Between Illumination and Darkness: Blackpool's Contemporary Amusement Arcade Atmosphere
|Output Type:||Chapter in a book|
|Publication:||Consuming Atmospheres: Designing, Experiencing, and Researching Atmospheres in Consumption Spaces|
|Brief Description/Editor(s):||Steadman, C., Coffin, J.|
Situated within the abject and everyday landscape of newsagents, pubs and betting shops, the amusement arcade remains an overlooked space of consumption. Although found on many British high streets, arcades are rooted in fairground culture, and persist plentifully within traditional British seaside resorts, places which themselves, beyond emerging 'knowing' vintage Instagrammable arcades, the discerning classes might label as abject and marginal realms. Such views, however, overlook the rich and nuanced history of the family orientated seaside arcade and the seaside amusement arcade as a heritage site. Whereas existing research on arcades examines these places from a tourist perspective, much less is known about their sensory culture and the individuals experience the atmospheres of the arcade.
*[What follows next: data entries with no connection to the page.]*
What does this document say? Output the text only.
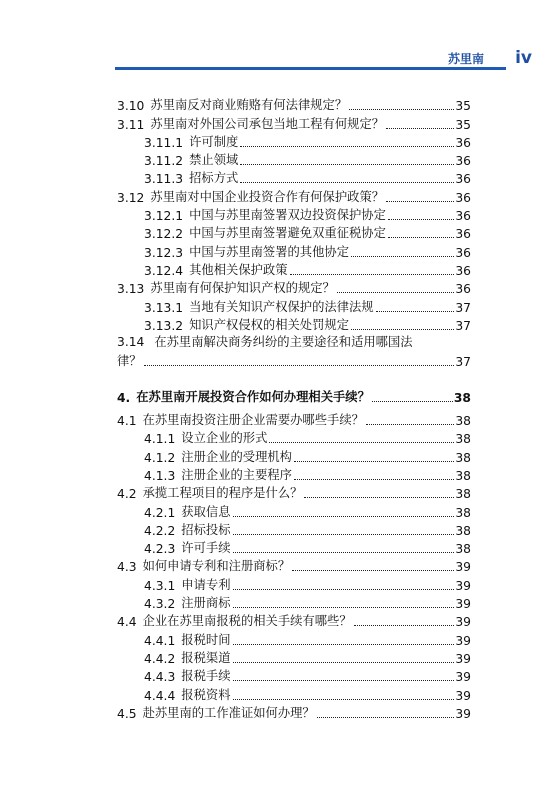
苏里南 iv
3.10 苏里南反对商业贿赂有何法律规定？	35
3.11 苏里南对外国公司承包当地工程有何规定？	35
3.11.1 许可制度	36
3.11.2 禁止领域	36
3.11.3 招标方式	36
3.12 苏里南对中国企业投资合作有何保护政策？	36
3.12.1 中国与苏里南签署双边投资保护协定	36
3.12.2 中国与苏里南签署避免双重征税协定	36
3.12.3 中国与苏里南签署的其他协定	36
3.12.4 其他相关保护政策	36
3.13 苏里南有何保护知识产权的规定？	36
3.13.1 当地有关知识产权保护的法律法规	37
3.13.2 知识产权侵权的相关处罚规定	37
3.14 在苏里南解决商务纠纷的主要途径和适用哪国法
律？	37
4. 在苏里南开展投资合作如何办理相关手续？	38
4.1 在苏里南投资注册企业需要办哪些手续？	38
4.1.1 设立企业的形式	38
4.1.2 注册企业的受理机构	38
4.1.3 注册企业的主要程序	38
4.2 承揽工程项目的程序是什么？	38
4.2.1 获取信息	38
4.2.2 招标投标	38
4.2.3 许可手续	38
4.3 如何申请专利和注册商标？	39
4.3.1 申请专利	39
4.3.2 注册商标	39
4.4 企业在苏里南报税的相关手续有哪些？	39
4.4.1 报税时间	39
4.4.2 报税渠道	39
4.4.3 报税手续	39
4.4.4 报税资料	39
4.5 赴苏里南的工作准证如何办理？	39
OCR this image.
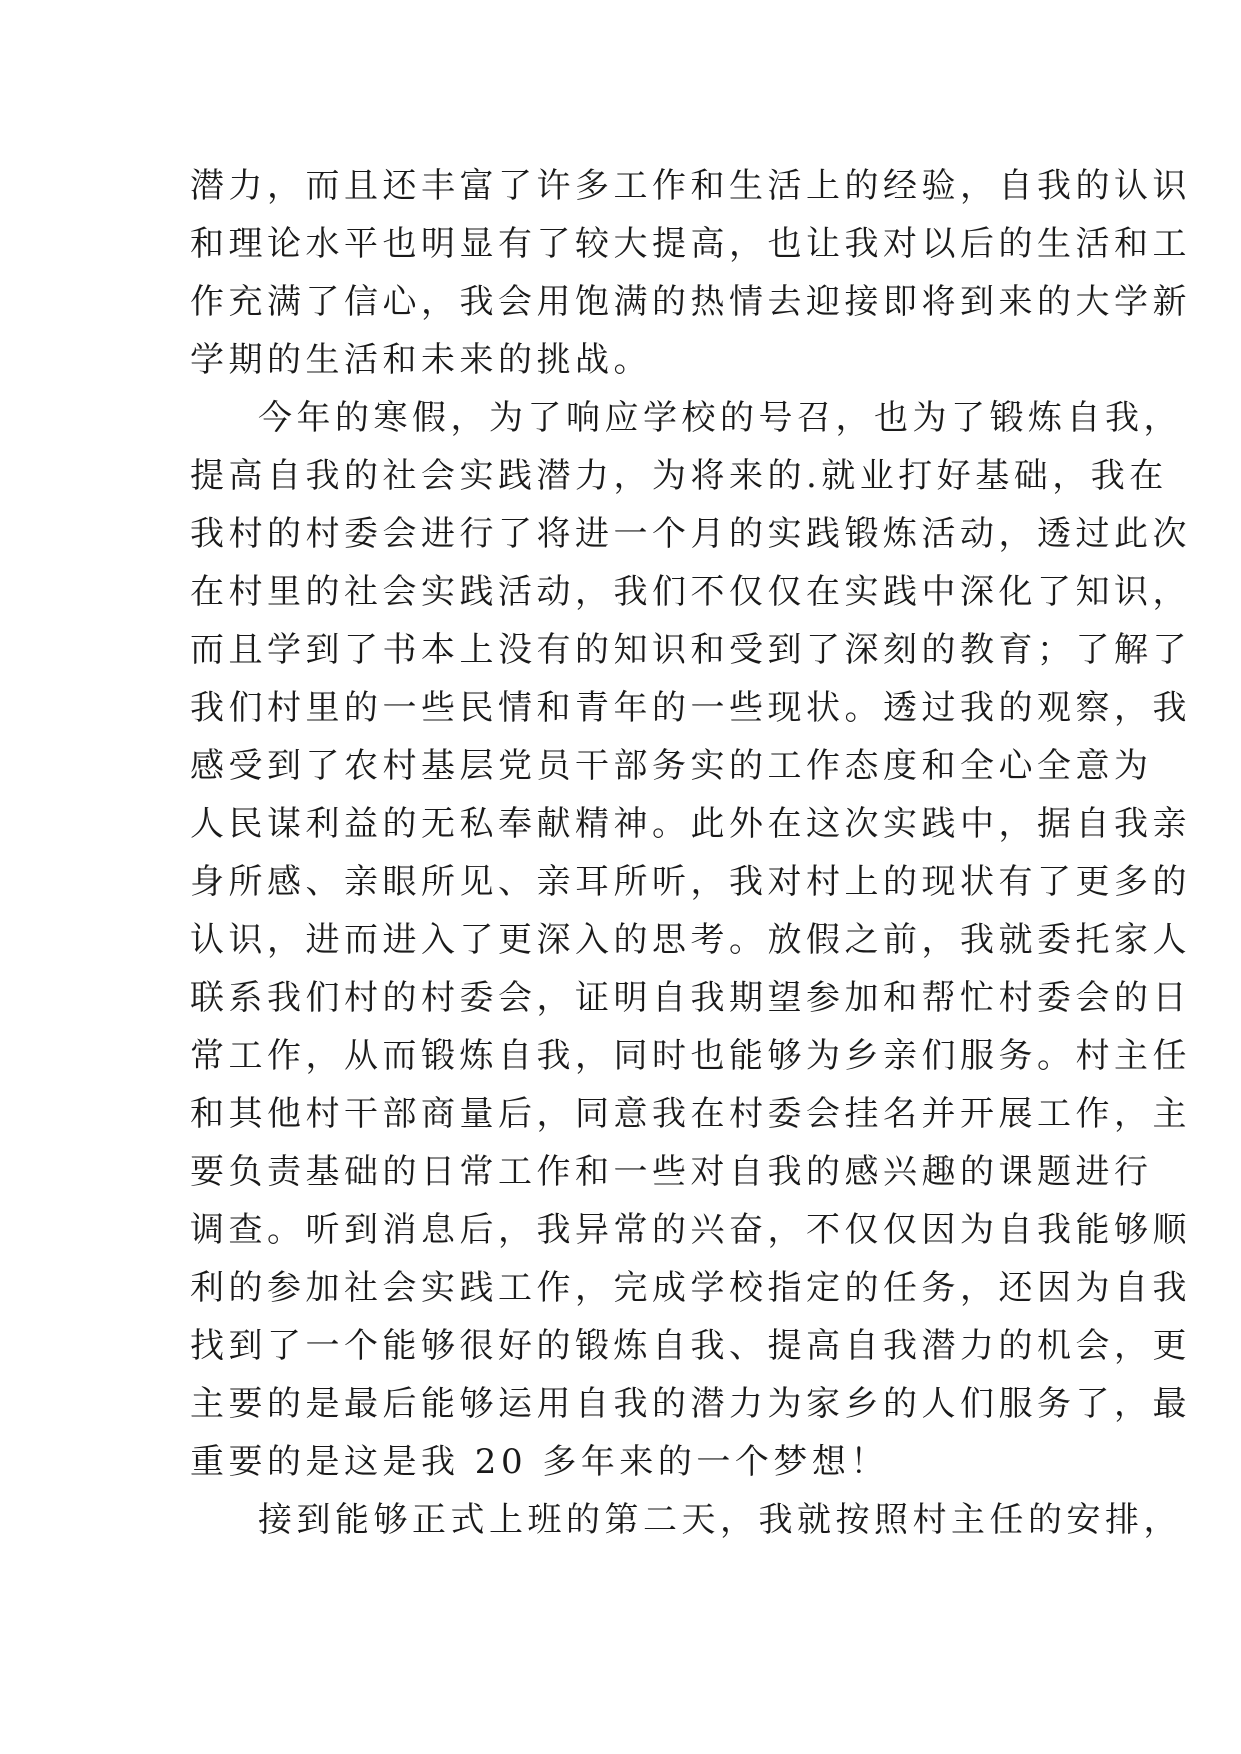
潜力，而且还丰富了许多工作和生活上的经验，自我的认识
和理论水平也明显有了较大提高，也让我对以后的生活和工
作充满了信心，我会用饱满的热情去迎接即将到来的大学新
学期的生活和未来的挑战。
今年的寒假，为了响应学校的号召，也为了锻炼自我，
提高自我的社会实践潜力，为将来的.就业打好基础，我在
我村的村委会进行了将进一个月的实践锻炼活动，透过此次
在村里的社会实践活动，我们不仅仅在实践中深化了知识，
而且学到了书本上没有的知识和受到了深刻的教育；了解了
我们村里的一些民情和青年的一些现状。透过我的观察，我
感受到了农村基层党员干部务实的工作态度和全心全意为
人民谋利益的无私奉献精神。此外在这次实践中，据自我亲
身所感、亲眼所见、亲耳所听，我对村上的现状有了更多的
认识，进而进入了更深入的思考。放假之前，我就委托家人
联系我们村的村委会，证明自我期望参加和帮忙村委会的日
常工作，从而锻炼自我，同时也能够为乡亲们服务。村主任
和其他村干部商量后，同意我在村委会挂名并开展工作，主
要负责基础的日常工作和一些对自我的感兴趣的课题进行
调查。听到消息后，我异常的兴奋，不仅仅因为自我能够顺
利的参加社会实践工作，完成学校指定的任务，还因为自我
找到了一个能够很好的锻炼自我、提高自我潜力的机会，更
主要的是最后能够运用自我的潜力为家乡的人们服务了，最
重要的是这是我 20 多年来的一个梦想！
接到能够正式上班的第二天，我就按照村主任的安排，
This chapter, therefore, analyses these themes through an auto-ethnographic study that focuses primarily on Blackpool. Utilising an artistic research approach, the chapter draws on visual and spatial analysis of documentary findings collected via observational writing and photography. The central focus is on the contemporary British seaside amusement arcade's light and dark affordances, considering the arcade's relationship with the broader lightscape of Blackpool as a visitor destination.
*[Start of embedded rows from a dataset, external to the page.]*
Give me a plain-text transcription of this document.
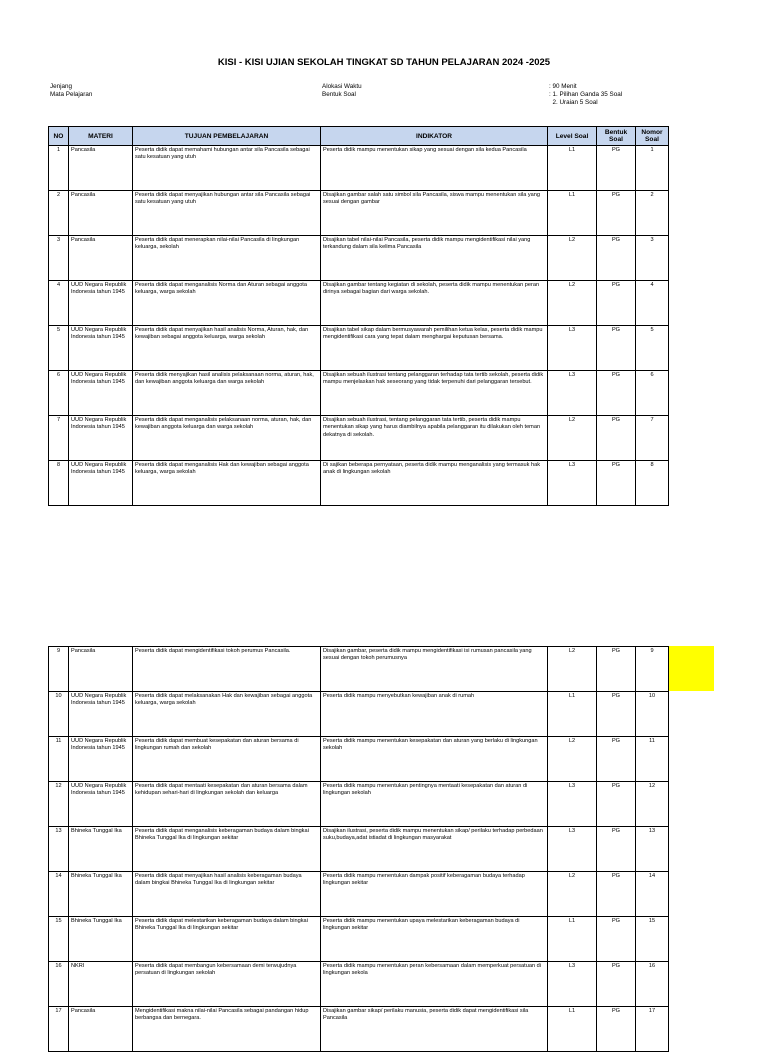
KISI - KISI UJIAN SEKOLAH TINGKAT SD TAHUN PELAJARAN 2024 -2025
Jenjang
Mata Pelajaran
Alokasi Waktu
Bentuk Soal
: 90 Menit
: 1. Pilihan Ganda 35 Soal
2. Uraian 5 Soal
NO	MATERI	TUJUAN PEMBELAJARAN	INDIKATOR	Level Soal	Bentuk Soal	Nomor Soal
1	Pancasila	Peserta didik dapat memahami hubungan antar sila Pancasila sebagai satu kesatuan yang utuh	Peserta didik mampu menentukan sikap yang sesuai dengan sila kedua Pancasila	L1	PG	1
2	Pancasila	Peserta didik dapat menyajikan hubungan antar sila Pancasila sebagai satu kesatuan yang utuh	Disajikan gambar salah satu simbol sila Pancasila, siswa mampu menentukan sila yang sesuai dengan gambar	L1	PG	2
3	Pancasila	Peserta didik dapat menerapkan nilai-nilai Pancasila di lingkungan keluarga, sekolah	Disajikan tabel nilai-nilai Pancasila, peserta didik mampu mengidentifikasi nilai yang terkandung dalam sila kelima Pancasila	L2	PG	3
4	UUD Negara Republik Indonesia tahun 1945	Peserta didik dapat menganalisis Norma dan Aturan sebagai anggota keluarga, warga sekolah	Disajikan gambar tentang kegiatan di sekolah, peserta didik mampu menentukan peran dirinya sebagai bagian dari warga sekolah.	L2	PG	4
5	UUD Negara Republik Indonesia tahun 1945	Peserta didik dapat menyajikan hasil analisis Norma, Aturan, hak, dan kewajiban sebagai anggota keluarga, warga sekolah	Disajikan tabel sikap dalam bermusyawarah pemilihan ketua kelas, peserta didik mampu mengidentifikasi cara yang tepat dalam menghargai keputusan bersama.	L3	PG	5
6	UUD Negara Republik Indonesia tahun 1945	Peserta didik menyajikan hasil analisis pelaksanaan norma, aturan, hak, dan kewajiban anggota keluarga dan warga sekolah	Disajikan sebuah ilustrasi tentang pelanggaran terhadap tata tertib sekolah, peserta didik mampu menjelaskan hak seseorang yang tidak terpenuhi dari pelanggaran tersebut.	L3	PG	6
7	UUD Negara Republik Indonesia tahun 1945	Peserta didik dapat menganalisis pelaksanaan norma, aturan, hak, dan kewajiban anggota keluarga dan warga sekolah	Disajikan sebuah ilustrasi, tentang pelanggaran tata tertib, peserta didik mampu menentukan sikap yang harus diambilnya apabila pelanggaran itu dilakukan oleh teman dekatnya di sekolah.	L2	PG	7
8	UUD Negara Republik Indonesia tahun 1945	Peserta didik dapat menganalisis Hak dan kewajiban sebagai anggota keluarga, warga sekolah	Di sajikan beberapa pernyataan, peserta didik mampu menganalisis yang termasuk hak anak di lingkungan sekolah	L3	PG	8
9	Pancasila	Peserta didik dapat mengidentifikasi tokoh perumus Pancasila.	Disajikan gambar, peserta didik mampu mengidentifikasi isi rumusan pancasila yang sesuai dengan tokoh perumusnya	L2	PG	9
10	UUD Negara Republik Indonesia tahun 1945	Peserta didik dapat melaksanakan Hak dan kewajiban sebagai anggota keluarga, warga sekolah	Peserta didik mampu menyebutkan kewajiban anak di rumah	L1	PG	10
11	UUD Negara Republik Indonesia tahun 1945	Peserta didik dapat membuat kesepakatan dan aturan bersama di lingkungan rumah dan sekolah	Peserta didik mampu menentukan kesepakatan dan aturan yang berlaku di lingkungan sekolah	L2	PG	11
12	UUD Negara Republik Indonesia tahun 1945	Peserta didik dapat mentaati kesepakatan dan aturan bersama dalam kehidupan sehari-hari di lingkungan sekolah dan keluarga	Peserta didik mampu menentukan pentingnya mentaati kesepakatan dan aturan di lingkungan sekolah	L3	PG	12
13	Bhineka Tunggal Ika	Peserta didik dapat menganalisis keberagaman budaya dalam bingkai Bhineka Tunggal Ika di lingkungan sekitar	Disajikan ilustrasi, peserta didik mampu menentukan sikap/ perilaku terhadap perbedaan suku,budaya,adat istiadat di lingkungan masyarakat	L3	PG	13
14	Bhineka Tunggal Ika	Peserta didik dapat menyajikan hasil analisis keberagaman budaya dalam bingkai Bhineka Tunggal Ika di lingkungan sekitar	Peserta didik mampu menentukan dampak positif keberagaman budaya terhadap lingkungan sekitar	L2	PG	14
15	Bhineka Tunggal Ika	Peserta didik dapat melestarikan keberagaman budaya dalam bingkai Bhineka Tunggal Ika di lingkungan sekitar	Peserta didik mampu menentukan upaya melestarikan keberagaman budaya di lingkungan sekitar	L1	PG	15
16	NKRI	Peserta didik dapat membangun kebersamaan demi terwujudnya persatuan di lingkungan sekolah	Peserta didik mampu menentukan peran kebersamaan dalam memperkuat persatuan di lingkungan sekola	L3	PG	16
17	Pancasila	Mengidentifikasi makna nilai-nilai Pancasila sebagai pandangan hidup berbangsa dan bernegara.	Disajikan gambar sikap/ perilaku manusia, peserta didik dapat mengidentifikasi sila Pancasila	L1	PG	17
Diverse illumination, animation, colour, glow, interaction with other materials (reflection, sparkle) and popular cultural references are some of the key ways in which light and dark work together to contribute to the arcades' unique atmosphere, blending the imaginary and the real, the fantastical and the banal. This chapter, therefore, moves beyond the reductive understanding of amusement arcades as spaces primarily constituting sites of deviance and gambling, to challenge negative perceptions that situate these sites as merely places of low commercial culture. Ultimately, the research reveals the underexplored sensory affordances of the British seaside resort amusement arcade. It also reveals how banal spaces of consumption might provide a rich immersive multisensory experience, create unique atmospheres for visitors and sensory variation from the everyday.